As an expert, if I look myself just only with my background in this space, I believe the group has everything now with cellular to go to any market. Obviously, not by the way, to talk about Wi-Fi, but also don't forget the, you know, the Bluetooth, the Wi-Fi for the mesh technology. If you go to the metering space, you need mesh and cellular, and you need microcontroller and processor. They have it all. If you go to the broadband, you need Wi-Fi, and you need 5G broadband, they have it. Obviously, MCU, microprocessor, MPU, they have it all. The IP is there to attack to any market, and this is what I want, you know, what I wanted to mention.
Definitely, we'll, you know, once part of the group, obviously, all this is under the condition that this standard will be, will be concluding positively, we'll be able to have a strategy where end-to-end, we have it in-house, to deliver the best offer to the customers. Obviously, you know, the Wi-Fi is part of it.
Understood. Sounds like there are a number of potential, revenue synergies by combining with, with Renesas. I guess my other question was, do you see any revenue dyssynergies? Are there any customers today or partnerships with other microcontroller vendors, that, that might be, you know, threatened, as, as Sequans joins Renesas?
No, I mean, to, to be honest, on the first look, I see all more positive synergy than negative synergy. The microcontroller in general, sometimes the customer, they make their call. I mean, I can talk about it even before the acquisition will be closing. Today, you know, Renesas is a partner of Sequans, and we are with them in many years. Sometimes the customer, they use their microcontroller, and they use Sequans on the seller. Sometimes, by the way, they use, they have some other control processor they are using, and it doesn't prevent the customer to use the seller of Sequans. I don't see why this will be different, right? I mean, at the end, it's not to lock the customer, it's to give the customer more options to make the best choice on their side.

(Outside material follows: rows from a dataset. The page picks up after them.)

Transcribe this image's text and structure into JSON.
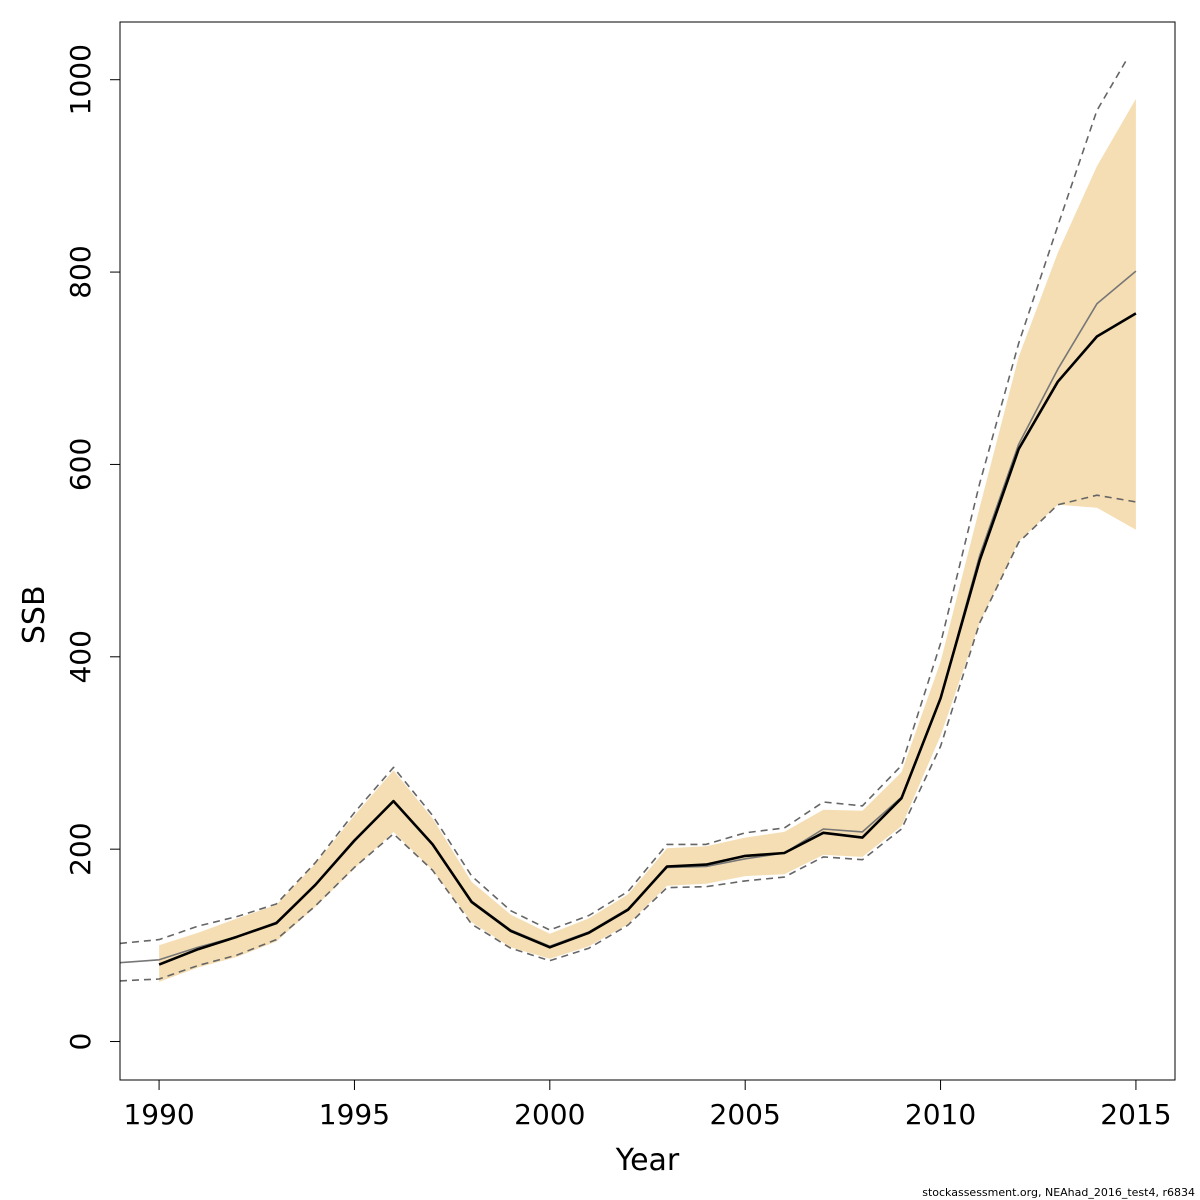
{
  "chart_data": {
    "type": "line",
    "xlabel": "Year",
    "ylabel": "SSB",
    "xlim": [
      1989,
      2016
    ],
    "ylim": [
      -40,
      1060
    ],
    "x_ticks": [
      1990,
      1995,
      2000,
      2005,
      2010,
      2015
    ],
    "y_ticks": [
      0,
      200,
      400,
      600,
      800,
      1000
    ],
    "grid": false,
    "colors": {
      "band_fill": "#f5deb3",
      "main_line": "#000000",
      "compare_line": "#777777",
      "dashed_line": "#666666"
    },
    "band": {
      "x": [
        1990,
        1991,
        1992,
        1993,
        1994,
        1995,
        1996,
        1997,
        1998,
        1999,
        2000,
        2001,
        2002,
        2003,
        2004,
        2005,
        2006,
        2007,
        2008,
        2009,
        2010,
        2011,
        2012,
        2013,
        2014,
        2015
      ],
      "lower": [
        62,
        77,
        88,
        104,
        140,
        180,
        218,
        178,
        124,
        98,
        86,
        99,
        122,
        162,
        164,
        172,
        174,
        194,
        192,
        224,
        318,
        435,
        520,
        558,
        555,
        532
      ],
      "upper": [
        100,
        113,
        128,
        142,
        185,
        235,
        282,
        232,
        166,
        132,
        112,
        128,
        153,
        201,
        203,
        212,
        218,
        241,
        240,
        280,
        395,
        555,
        712,
        820,
        910,
        980
      ]
    },
    "series": [
      {
        "role": "estimate",
        "x": [
          1990,
          1991,
          1992,
          1993,
          1994,
          1995,
          1996,
          1997,
          1998,
          1999,
          2000,
          2001,
          2002,
          2003,
          2004,
          2005,
          2006,
          2007,
          2008,
          2009,
          2010,
          2011,
          2012,
          2013,
          2014,
          2015
        ],
        "y": [
          80,
          96,
          109,
          123,
          163,
          209,
          250,
          205,
          145,
          115,
          98,
          113,
          137,
          182,
          184,
          193,
          196,
          217,
          212,
          253,
          357,
          500,
          616,
          686,
          733,
          757
        ]
      },
      {
        "role": "comparison-estimate",
        "x": [
          1989,
          1990,
          1991,
          1992,
          1993,
          1994,
          1995,
          1996,
          1997,
          1998,
          1999,
          2000,
          2001,
          2002,
          2003,
          2004,
          2005,
          2006,
          2007,
          2008,
          2009,
          2010,
          2011,
          2012,
          2013,
          2014,
          2015
        ],
        "y": [
          82,
          85,
          98,
          109,
          124,
          163,
          208,
          250,
          205,
          146,
          116,
          99,
          114,
          138,
          181,
          182,
          190,
          196,
          221,
          218,
          254,
          357,
          505,
          621,
          699,
          767,
          801
        ]
      },
      {
        "role": "comparison-upper",
        "x": [
          1989,
          1990,
          1991,
          1992,
          1993,
          1994,
          1995,
          1996,
          1997,
          1998,
          1999,
          2000,
          2001,
          2002,
          2003,
          2004,
          2005,
          2006,
          2007,
          2008,
          2009,
          2010,
          2011,
          2012,
          2013,
          2014,
          2014.75
        ],
        "y": [
          102,
          106,
          120,
          130,
          143,
          186,
          238,
          285,
          235,
          172,
          136,
          116,
          131,
          156,
          205,
          205,
          217,
          222,
          249,
          245,
          287,
          414,
          580,
          726,
          848,
          968,
          1020
        ]
      },
      {
        "role": "comparison-lower",
        "x": [
          1989,
          1990,
          1991,
          1992,
          1993,
          1994,
          1995,
          1996,
          1997,
          1998,
          1999,
          2000,
          2001,
          2002,
          2003,
          2004,
          2005,
          2006,
          2007,
          2008,
          2009,
          2010,
          2011,
          2012,
          2013,
          2014,
          2015
        ],
        "y": [
          63,
          65,
          79,
          90,
          106,
          141,
          181,
          216,
          178,
          122,
          97,
          84,
          97,
          121,
          160,
          161,
          167,
          171,
          192,
          189,
          221,
          307,
          435,
          519,
          558,
          568,
          561
        ]
      }
    ],
    "footnote": "stockassessment.org, NEAhad_2016_test4, r6834"
  }
}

Obviously, they, they could have the, the chance to get more from one-stop shop, but also diversify some of the technology they would like to keep it from other partners. We don't see this really, you know, impacting any negative. To the contrary, it will be more positive because we'll be able, I would say, to, to, to do better job together being part of one group.
Understood. Thank you, George.
At this time, there are no further questions. I'd like to turn the call back over to Dr. Karam to close out the call.
Thank you, Ross. Thank you again for joining the call, all of you. I know that it was fast notice, and I appreciate that you, you managed to have your technical office on the call, sorry. Following this call, you know, Deborah and I, you know, have scheduled follow-on calls with our analysts. Afterward, for the remainder of the day, we are tied up with internal communication, as you can imagine, and we are making ourselves available for discussion with customers and suppliers. However, tomorrow, we can speak with investors if needed, and you can contact Kim Rogers, our IR consultant, to schedule a call on Tuesday. With this, again, I would like to say thank you, all. Ross, you can, you can close this call. Thanks.
This concludes today's conference call. Thank you for attending. You may now disconnect.